Heavy hitters from the brokerage and insurance industries descended on Boston this month to make the case against a proposal for a uniform fiduciary standard that would apply to advisors, brokers and their agents.
Executives from groups like the Insured Retirement Institute, the Financial Services Institute and SIFMA were having none of it, arguing at a hearing on the proposed regulation that the industry is already gearing up for compliance with the SEC's Regulation Best Interest, and that Massachusetts should apply the brakes to its fiduciary initiatives ahead of that rule’s implementation on June 30.
"The chief concern is that — and what we have urged — is for Massachusetts to defer any action on additional regulation until they can really evaluate the effectiveness of Reg BI," Dan Zielinski, a spokesman for the IRI, said in an interview.
"This is a substantial enhancement to consumer and investor protection over current law," he continued, warning of a wider fractured regulatory environment should more states pursue their own fiduciary rules.
"The unintended consequences are you're going to have the beginnings of this patchwork of inconsistent and sometimes conflicting regulation," Zielinski said.
Massachusetts is among a handful of states that have been working to develop new advice regulations — an effort that gathered steam after the Department of Labor's fiduciary rule was struck down in court in 2018 and it became clear that the SEC was not going to advance a uniform fiduciary rule of its own.
New Jersey, which has a fiduciary proposal very similar to the one under consideration in Massachusetts, held its hearing on the matter last July.
Nevada's legislature authorized its securities division to draft a fiduciary rule, but that process has stalled with a proposed rule — not a final version — amid speculation that the state is awaiting the rollout of the SEC’s rule later this year.
The Nevada Securities Division did not immediately respond to a request for comment.
New York has imposed a fiduciary standard on sales of insurance and annuities and the legislature has, in the past, considered a bill to extend fiduciary responsibilities to the brokerage sector. With legislative sessions in states around the country just beginning, more fiduciary proposals could emerge or be reintroduced.
Back in Massachusetts, the office of William Galvin, the Secretary of the Commonwealth who is backing the fiduciary proposal, was flooded with comment letters on the measure ahead of this week's hearing. Many of those submissions appeared to have come from templates containing identical language opposing the measure from
One of those included language supplied by the Massachusetts chapter of the National Association of Insurance and Financial Advisors, a spokesman confirms. In those
"Over time, the rule proposal will likely result in a shift from brokerage accounts to fee-based advisory accounts whose higher cost structure reflects ongoing monitoring expenses,"
"This limitation on investor choice could force many savers to decide between either advisory accounts that may not suit their needs or preferences or going at it alone without personal assistance from a licensed financial professional," Leveroni says.

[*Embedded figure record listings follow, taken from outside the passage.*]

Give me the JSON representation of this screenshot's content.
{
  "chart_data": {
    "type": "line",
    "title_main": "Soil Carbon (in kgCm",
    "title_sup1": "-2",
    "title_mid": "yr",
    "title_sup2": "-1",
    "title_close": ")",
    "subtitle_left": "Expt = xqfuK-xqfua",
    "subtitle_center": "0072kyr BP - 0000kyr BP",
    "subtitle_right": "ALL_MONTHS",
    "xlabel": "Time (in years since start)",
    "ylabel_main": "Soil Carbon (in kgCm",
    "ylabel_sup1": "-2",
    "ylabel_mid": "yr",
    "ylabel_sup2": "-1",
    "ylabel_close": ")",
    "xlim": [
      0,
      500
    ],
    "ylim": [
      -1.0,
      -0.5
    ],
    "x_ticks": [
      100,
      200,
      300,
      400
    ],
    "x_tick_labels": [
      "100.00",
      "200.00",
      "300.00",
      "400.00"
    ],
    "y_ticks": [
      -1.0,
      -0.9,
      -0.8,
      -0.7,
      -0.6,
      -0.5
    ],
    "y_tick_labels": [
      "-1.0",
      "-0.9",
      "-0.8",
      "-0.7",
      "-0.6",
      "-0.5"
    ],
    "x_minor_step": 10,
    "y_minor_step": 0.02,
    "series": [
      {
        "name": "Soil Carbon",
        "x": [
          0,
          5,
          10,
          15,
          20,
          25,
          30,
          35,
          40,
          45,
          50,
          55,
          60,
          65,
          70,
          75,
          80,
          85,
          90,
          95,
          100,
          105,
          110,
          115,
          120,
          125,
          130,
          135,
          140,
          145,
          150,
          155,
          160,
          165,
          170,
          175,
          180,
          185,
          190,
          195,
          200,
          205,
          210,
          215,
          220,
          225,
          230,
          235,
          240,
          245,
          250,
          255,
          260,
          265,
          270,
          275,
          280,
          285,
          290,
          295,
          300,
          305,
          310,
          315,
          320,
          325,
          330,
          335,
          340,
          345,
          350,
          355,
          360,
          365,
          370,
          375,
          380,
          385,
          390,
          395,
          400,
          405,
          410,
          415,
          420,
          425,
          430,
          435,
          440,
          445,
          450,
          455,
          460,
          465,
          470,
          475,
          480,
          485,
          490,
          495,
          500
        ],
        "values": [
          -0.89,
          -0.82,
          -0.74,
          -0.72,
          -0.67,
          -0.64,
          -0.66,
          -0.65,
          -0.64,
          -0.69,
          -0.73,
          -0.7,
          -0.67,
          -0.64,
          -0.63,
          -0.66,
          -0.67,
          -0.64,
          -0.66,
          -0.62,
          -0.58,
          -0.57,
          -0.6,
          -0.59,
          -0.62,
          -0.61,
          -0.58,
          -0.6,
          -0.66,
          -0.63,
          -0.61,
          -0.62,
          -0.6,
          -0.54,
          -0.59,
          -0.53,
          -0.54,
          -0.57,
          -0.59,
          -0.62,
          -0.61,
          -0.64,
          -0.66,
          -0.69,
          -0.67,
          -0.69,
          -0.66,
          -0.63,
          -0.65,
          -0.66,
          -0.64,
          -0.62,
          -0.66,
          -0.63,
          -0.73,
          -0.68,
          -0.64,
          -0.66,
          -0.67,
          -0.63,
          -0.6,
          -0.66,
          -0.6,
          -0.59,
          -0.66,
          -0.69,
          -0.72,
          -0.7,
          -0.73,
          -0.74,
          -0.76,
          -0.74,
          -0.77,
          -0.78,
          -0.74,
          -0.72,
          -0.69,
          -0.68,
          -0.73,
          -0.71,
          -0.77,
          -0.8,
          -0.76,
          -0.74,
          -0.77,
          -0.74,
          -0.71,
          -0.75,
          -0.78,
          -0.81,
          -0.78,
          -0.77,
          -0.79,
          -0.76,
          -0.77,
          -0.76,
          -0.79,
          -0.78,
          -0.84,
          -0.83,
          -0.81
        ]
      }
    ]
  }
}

Large firms like Morgan Stanley and UBS made similar warnings that the rule could compel them to curtail brokerage services in the state.
A spokeswoman for Galvin's office said that the Massachusetts Securities Division is reviewing the comments and testimony it received, but declined to comment further.
For in-state advisors already operating under a fiduciary standard, the rule won't amount to much of a change, according to Mike Vogelzang, chief investment strategist and principal at Captrust. Based in the firm's Boston office, Vogelzang welcomes the rule and is skeptical about the opposition's claim that it would pull the plug on brokerage services in the state.
"I'll be curious to see if some of the big wires actually decide not to do brokerage in Massachusetts," Vogelzang said in an interview. "That seems kind of strange that they would abandon a business because of compliance."
He is also dismissive of the suggestion that lower- and middle-income investors will be left without access to financial advice and services, citing the groundswell of robo advisors and offerings from firms like Vanguard and Robinhood catering to that segment of the market.
"I'm sorry, but it doesn't feel like there's a shortage of financial service providers in today's market," he says. "There just doesn't seem to be a shortage of advice for anyone if they go to look for it."
Echoes from past fights over advice standards are hard to miss in this latest clash. Industry groups raised similar concerns about the death of commissions when they were campaigning against the Department of Labor's fiduciary rule. Many of those same groups jumped on board the SEC's Regulation Best Interest, which consumer advocates panned as a gift to Wall Street that didn't include meaningful investor protections.
"Industry groups won the weak best-interest-in-name-only standard they were hoping for from the SEC and they are desperate to fend off stronger state rules," says Barbara Roper, director of investor protection at the Consumer Federation of America.
"That has nothing to do with their phony concerns about investor harm, and everything to do about protecting their ability to profit unfairly at vulnerable investors' expense," she says. "That's nothing new."